I looked into the mirror and saw that our reflections could not have been more different. The bonnet hugged my head like a white eggshell and my nose and chin seemed large with no tresses or fringe to soften them, and there was nothing to hide the scar on my cheek. Iris’s small nose and her deep, bright eyes made my own features look dull and clumsy in comparison. She was as delicate as any of the portraits of her mother, and I understood why Sam would want her over me.

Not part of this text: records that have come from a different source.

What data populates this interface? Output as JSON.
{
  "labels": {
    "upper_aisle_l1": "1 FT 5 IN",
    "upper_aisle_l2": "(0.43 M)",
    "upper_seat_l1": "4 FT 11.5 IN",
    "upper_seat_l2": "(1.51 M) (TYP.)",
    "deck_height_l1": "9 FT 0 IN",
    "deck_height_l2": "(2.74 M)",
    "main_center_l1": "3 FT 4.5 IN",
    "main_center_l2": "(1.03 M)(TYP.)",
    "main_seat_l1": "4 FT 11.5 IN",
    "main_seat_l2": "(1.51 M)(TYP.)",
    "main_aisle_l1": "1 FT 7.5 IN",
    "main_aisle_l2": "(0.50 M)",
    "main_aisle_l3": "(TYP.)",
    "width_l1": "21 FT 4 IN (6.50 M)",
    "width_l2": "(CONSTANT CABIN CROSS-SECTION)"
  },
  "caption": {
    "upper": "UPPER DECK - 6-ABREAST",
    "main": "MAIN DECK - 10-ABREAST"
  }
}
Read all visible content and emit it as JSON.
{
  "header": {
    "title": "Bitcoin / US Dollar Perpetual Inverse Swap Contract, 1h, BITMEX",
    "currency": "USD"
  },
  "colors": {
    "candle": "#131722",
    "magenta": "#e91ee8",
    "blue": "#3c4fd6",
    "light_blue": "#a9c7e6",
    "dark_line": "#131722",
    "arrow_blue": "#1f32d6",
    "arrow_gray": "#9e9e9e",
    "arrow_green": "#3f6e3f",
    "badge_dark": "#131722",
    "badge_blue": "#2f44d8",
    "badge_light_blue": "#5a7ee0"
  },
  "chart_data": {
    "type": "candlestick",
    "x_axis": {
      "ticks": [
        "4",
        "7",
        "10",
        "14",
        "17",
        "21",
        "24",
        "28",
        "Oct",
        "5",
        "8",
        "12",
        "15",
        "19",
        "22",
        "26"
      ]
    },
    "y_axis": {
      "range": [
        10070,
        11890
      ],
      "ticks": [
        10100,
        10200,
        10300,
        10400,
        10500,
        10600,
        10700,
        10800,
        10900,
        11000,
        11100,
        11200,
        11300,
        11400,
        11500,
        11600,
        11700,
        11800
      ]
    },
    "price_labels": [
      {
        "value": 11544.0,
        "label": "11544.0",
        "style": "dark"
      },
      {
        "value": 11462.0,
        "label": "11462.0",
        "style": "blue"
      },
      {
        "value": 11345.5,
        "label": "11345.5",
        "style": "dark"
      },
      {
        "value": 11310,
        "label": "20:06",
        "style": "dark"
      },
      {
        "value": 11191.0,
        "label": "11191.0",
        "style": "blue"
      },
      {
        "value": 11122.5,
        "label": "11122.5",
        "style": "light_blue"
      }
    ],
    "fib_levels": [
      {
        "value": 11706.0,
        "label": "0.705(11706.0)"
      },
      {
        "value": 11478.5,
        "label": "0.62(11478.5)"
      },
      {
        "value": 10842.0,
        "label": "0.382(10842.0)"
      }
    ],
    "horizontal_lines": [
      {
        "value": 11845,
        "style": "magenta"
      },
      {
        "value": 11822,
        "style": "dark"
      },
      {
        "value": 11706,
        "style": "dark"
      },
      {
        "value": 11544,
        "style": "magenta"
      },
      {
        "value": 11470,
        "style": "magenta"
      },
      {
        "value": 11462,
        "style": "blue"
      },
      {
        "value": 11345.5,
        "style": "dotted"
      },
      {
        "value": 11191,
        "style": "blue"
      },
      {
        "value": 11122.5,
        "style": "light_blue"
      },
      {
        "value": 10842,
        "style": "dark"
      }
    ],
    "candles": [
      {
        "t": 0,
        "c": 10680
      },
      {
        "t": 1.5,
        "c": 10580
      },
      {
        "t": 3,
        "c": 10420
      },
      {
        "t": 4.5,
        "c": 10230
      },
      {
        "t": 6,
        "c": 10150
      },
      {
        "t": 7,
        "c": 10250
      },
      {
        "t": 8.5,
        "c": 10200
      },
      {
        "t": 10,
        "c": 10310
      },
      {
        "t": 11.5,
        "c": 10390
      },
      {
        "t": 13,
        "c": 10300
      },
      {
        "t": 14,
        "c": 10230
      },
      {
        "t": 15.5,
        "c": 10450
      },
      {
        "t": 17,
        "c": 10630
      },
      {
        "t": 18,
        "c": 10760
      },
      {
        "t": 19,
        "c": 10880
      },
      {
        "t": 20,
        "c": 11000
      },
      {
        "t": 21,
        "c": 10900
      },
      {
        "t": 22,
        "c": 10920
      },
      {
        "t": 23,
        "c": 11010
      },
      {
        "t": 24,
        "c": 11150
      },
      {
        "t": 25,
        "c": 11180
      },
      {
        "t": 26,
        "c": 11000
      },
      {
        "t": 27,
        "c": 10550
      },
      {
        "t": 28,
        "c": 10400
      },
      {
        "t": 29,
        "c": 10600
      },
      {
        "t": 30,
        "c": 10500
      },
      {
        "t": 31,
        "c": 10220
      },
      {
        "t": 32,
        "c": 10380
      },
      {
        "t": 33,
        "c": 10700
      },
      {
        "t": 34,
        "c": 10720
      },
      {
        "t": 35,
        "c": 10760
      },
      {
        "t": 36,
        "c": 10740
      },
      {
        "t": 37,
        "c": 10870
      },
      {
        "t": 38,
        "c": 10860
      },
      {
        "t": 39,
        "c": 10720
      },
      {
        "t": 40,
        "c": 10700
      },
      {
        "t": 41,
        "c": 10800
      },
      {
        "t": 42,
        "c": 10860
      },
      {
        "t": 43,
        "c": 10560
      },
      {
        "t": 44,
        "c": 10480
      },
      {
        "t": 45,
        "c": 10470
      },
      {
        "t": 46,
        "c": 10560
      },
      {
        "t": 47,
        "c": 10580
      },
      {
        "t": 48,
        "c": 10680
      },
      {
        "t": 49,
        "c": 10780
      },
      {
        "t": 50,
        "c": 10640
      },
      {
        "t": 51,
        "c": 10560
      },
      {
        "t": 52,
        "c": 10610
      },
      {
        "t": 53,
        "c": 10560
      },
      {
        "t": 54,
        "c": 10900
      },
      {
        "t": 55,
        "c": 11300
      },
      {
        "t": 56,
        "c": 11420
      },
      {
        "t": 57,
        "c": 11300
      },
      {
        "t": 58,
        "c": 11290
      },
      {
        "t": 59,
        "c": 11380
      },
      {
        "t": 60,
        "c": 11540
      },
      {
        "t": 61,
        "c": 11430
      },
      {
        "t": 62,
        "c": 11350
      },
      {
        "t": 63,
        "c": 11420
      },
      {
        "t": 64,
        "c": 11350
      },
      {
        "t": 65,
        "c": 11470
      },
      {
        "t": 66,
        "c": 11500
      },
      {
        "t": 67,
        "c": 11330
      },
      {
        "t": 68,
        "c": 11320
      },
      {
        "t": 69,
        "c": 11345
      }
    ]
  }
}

My thoughts turned to that day at the stables of Waldley Court – of what I had seen and what I had not – and suddenly I thought I could see the outline of Iris’s face caught in the little window and the curve of her thighs as she drew up her petticoat, Sam’s fingers stroking the collarbone I had admired, then moving down to the jut of her breasts. But these were scenes that existed only in my imagination and I wondered why such thoughts had come into my head.